No enredo do filme Janela indiscreta, de 1954, dirigido por Alfred Hitchcock, o protagonista Jeff (James Stewart) é um jornalista que, após ter quebrado a perna, fica confinado em seu apartamento, de repouso. Depois de muito se entediar devido ao contato muito restrito com outras pessoas, ele resolve explorar as casas dos seus vizinhos, através de binóculos. O que nos faz gostar tanto desse filme, mesmo inconscientemente, é a nossa identificação com aquilo que se chama de “pulsão escópica”, ou seja, o desejo de ver.
Ultimamente, tenho entendido muito mais o protagonista desse filme. Assim como ele, estamos majoritariamente em casa e nosso contato mais constante com o exterior se dá, também, por uma janela – do Google Meet ou do Zoom. Mas a identificação maior acontece quando, em uma sala com mais de uma dezena de alunos, todos eles mantêm a câmera e o microfone desligados.
Não basta a luta de, no minuto em que a aula começa, o cachorro do vizinho latir, a criança gritar, o porteiro interfonar, o carro do ovo passar e sabe-se lá mais o quê. Não! Ainda é preciso que nós sejamos completamente privados de qualquer contato visual ou sonoro que demonstre, minimamente, que existe um interlocutor. Quando muito, em um ato de bravura e insubmissão, algum deles manda um “ok” via chat. Não há nenhum professor que nunca tenha se sentido um dementador, dos filmes do Harry Potter, diante dessa situação. Sim, um ser capaz de sugar a felicidade das pessoas ao redor e fazê-las perderem momentaneamente a esperança.
Voltando ao Jeff, a nossa vontade de ver e de saber é parecida com a dele. Por vezes, ouvimos vozes de fundo, bocejos, barulho do microondas e notificações do whatsapp que nos dão pistas do que acontece do outro lado. Ainda há os alunos – bem mais bonzinhos conosco – que descrevem suas ações: “professor, desculpa, eu estava comendo um pão e não consegui responder”. Na minha opinião, existe um desrespeito na medida em que o contrato consuetudinário professor/aluno foi rompido apenas por um lado. Nós continuamos de banho tomado, roupas apropriadas e plano de fundo previamente planejado, enquanto os nossos interlocutores se aproveitam do anonimato – supomos – para permanecerem de pijama, deitados e comendo pão.

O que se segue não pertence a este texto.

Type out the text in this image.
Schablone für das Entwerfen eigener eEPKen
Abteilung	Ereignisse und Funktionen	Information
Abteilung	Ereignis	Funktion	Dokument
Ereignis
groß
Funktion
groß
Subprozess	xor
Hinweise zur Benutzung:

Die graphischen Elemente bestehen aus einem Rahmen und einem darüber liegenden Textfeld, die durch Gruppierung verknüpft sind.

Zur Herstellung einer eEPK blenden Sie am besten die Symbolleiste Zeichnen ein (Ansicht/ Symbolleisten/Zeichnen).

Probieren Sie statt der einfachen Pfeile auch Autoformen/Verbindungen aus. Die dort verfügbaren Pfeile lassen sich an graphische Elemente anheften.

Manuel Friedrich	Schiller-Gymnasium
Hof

Pouco a pouco, os rostos vão desaparecendo a ponto de, na volta às aulas presenciais, ser possível que ninguém mais se reconheça, como em um conto do Saramago. Contudo, não apresentamos sinal de desistência e, a despeito de todas as adversidades, seguimos em frente, professores e alunos, para o final de mais um ano letivo. Mas, como há muito chão pela frente, ainda nos resta a opção de pedir a compreensão daqueles que ficam nas sombras nos vendo e ouvindo, para que interajam ao vivo e a cores. A descoberta de Jeff, ao final de Janela indiscreta, não é nada agradável em um condomínio mas, quem sabe, nas aulas, não possamos descobrir uma nova forma de interação?